I still remember that day like it was yesterday. I was in that very room, seated on the bed, but with a six-month-old and a three-year-old girl. Just five minutes prior to the quake, I had asked them if they wanted to play in my room, taking them from their mother, who was still having lunch at our little family reunion. I remembered staring at the same fan and trying to shield the girls’ heads with an arm while scooting away on the bed, just in case the fan dropped on us. I remembered their eyes wide and scared, their hands clutching my t-shirt in tight grasps. I remembered a soft voice asking me what was happening.

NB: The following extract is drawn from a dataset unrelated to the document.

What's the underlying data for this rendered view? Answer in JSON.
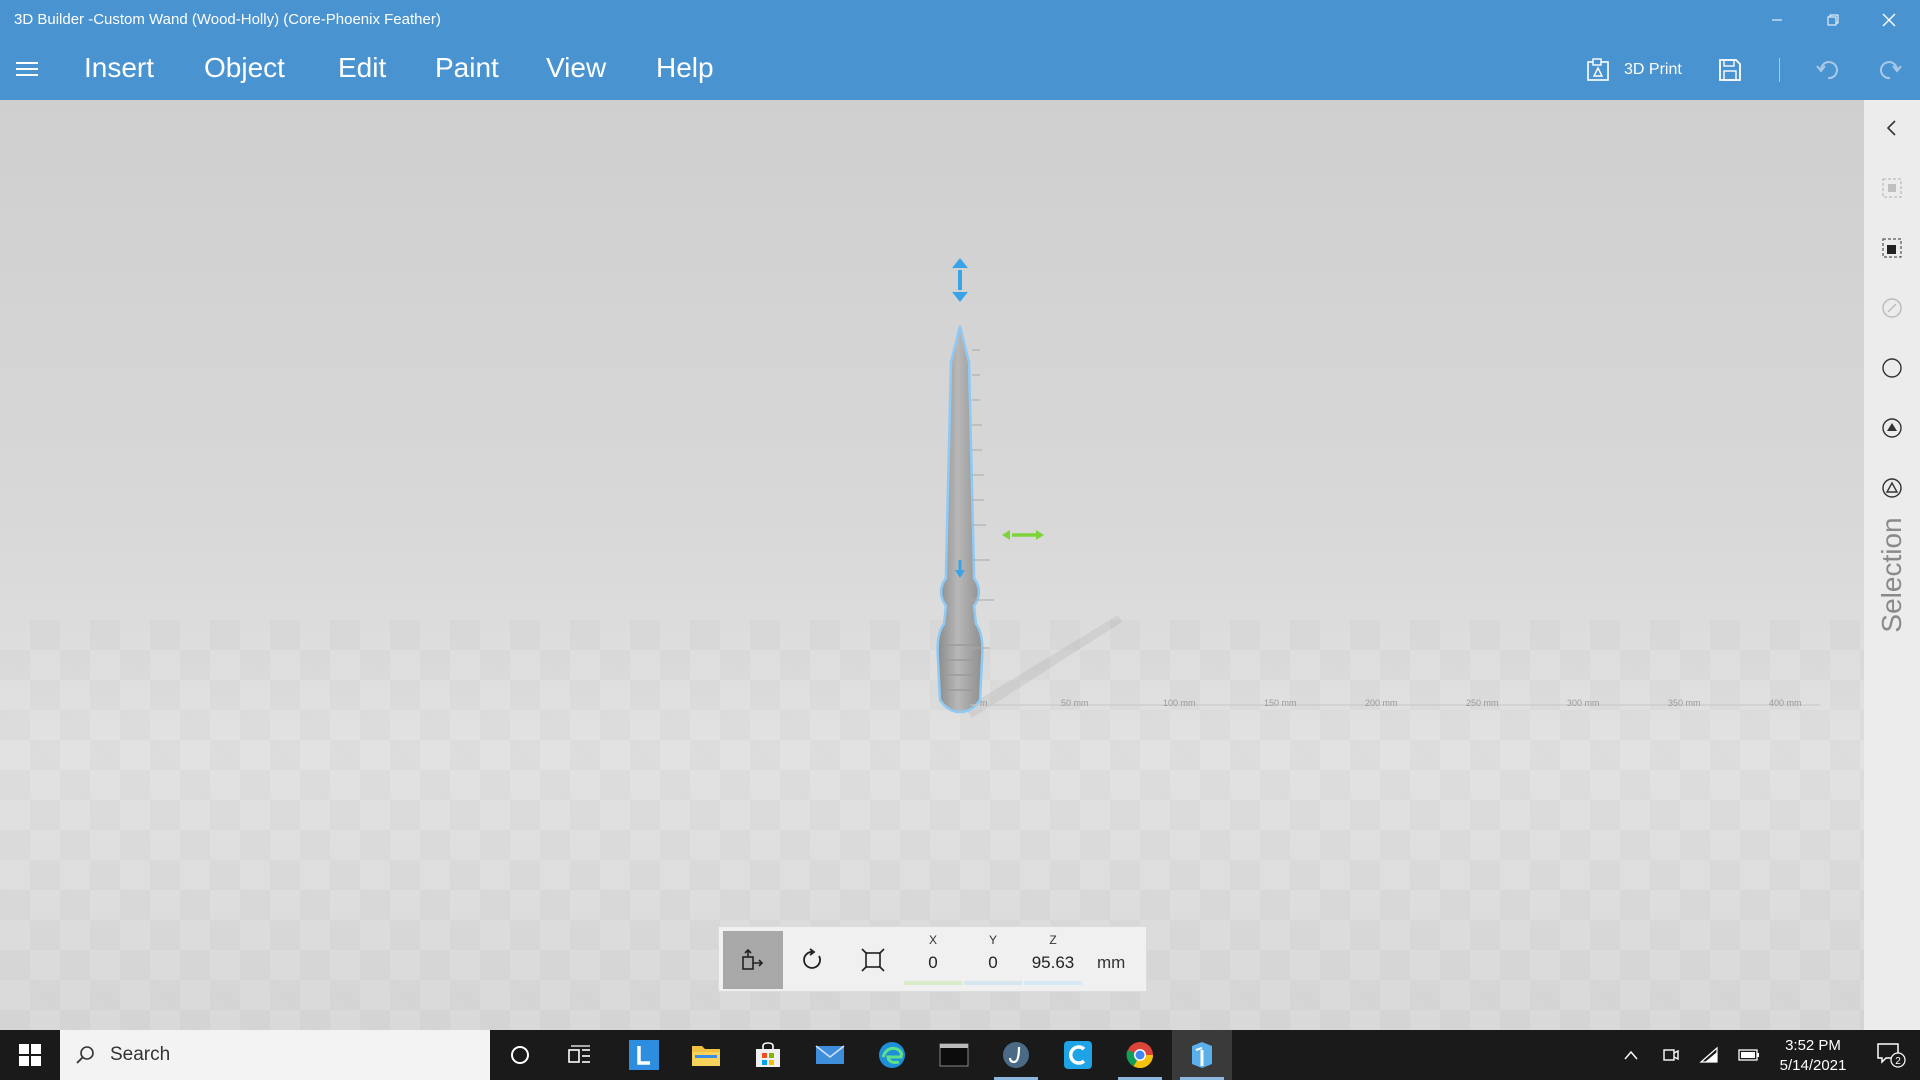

I also remember what happened afterwards. Terrified shouts of a mother, my cousin, as she burst into the room. The relief in her eyes on seeing her little girls unharmed. The way she carried both of them out alone like a supermom. I remembered all that and more. The countless aftershocks that continued for months. The distraught faces on TV. The debris of the most monumental buildings in the city.
Sitting up on my bed five years later, I placed my sweaty palm flat on the cool wall next to my bed. I waited for the shakes to stop but it was hard to tell since my hands were trembling even more than the earth.
According to a quick Google search, earthquakes generally last less than half a minute. In those seconds, if you had told me this fact, I would have refused to believe you. Crises always seem worse than they are.
I knew the excruciating seconds were over when my parents rushed into my room.
As the lockdown continued, many forgot how the walls that surrounded them 24/7 were trembling with uncertainty only a few days earlier. Maybe it was a good thing that they did; we couldn’t go on living in fear of the unknown, whether the unknown was a nation-wide disaster or an infectious virus.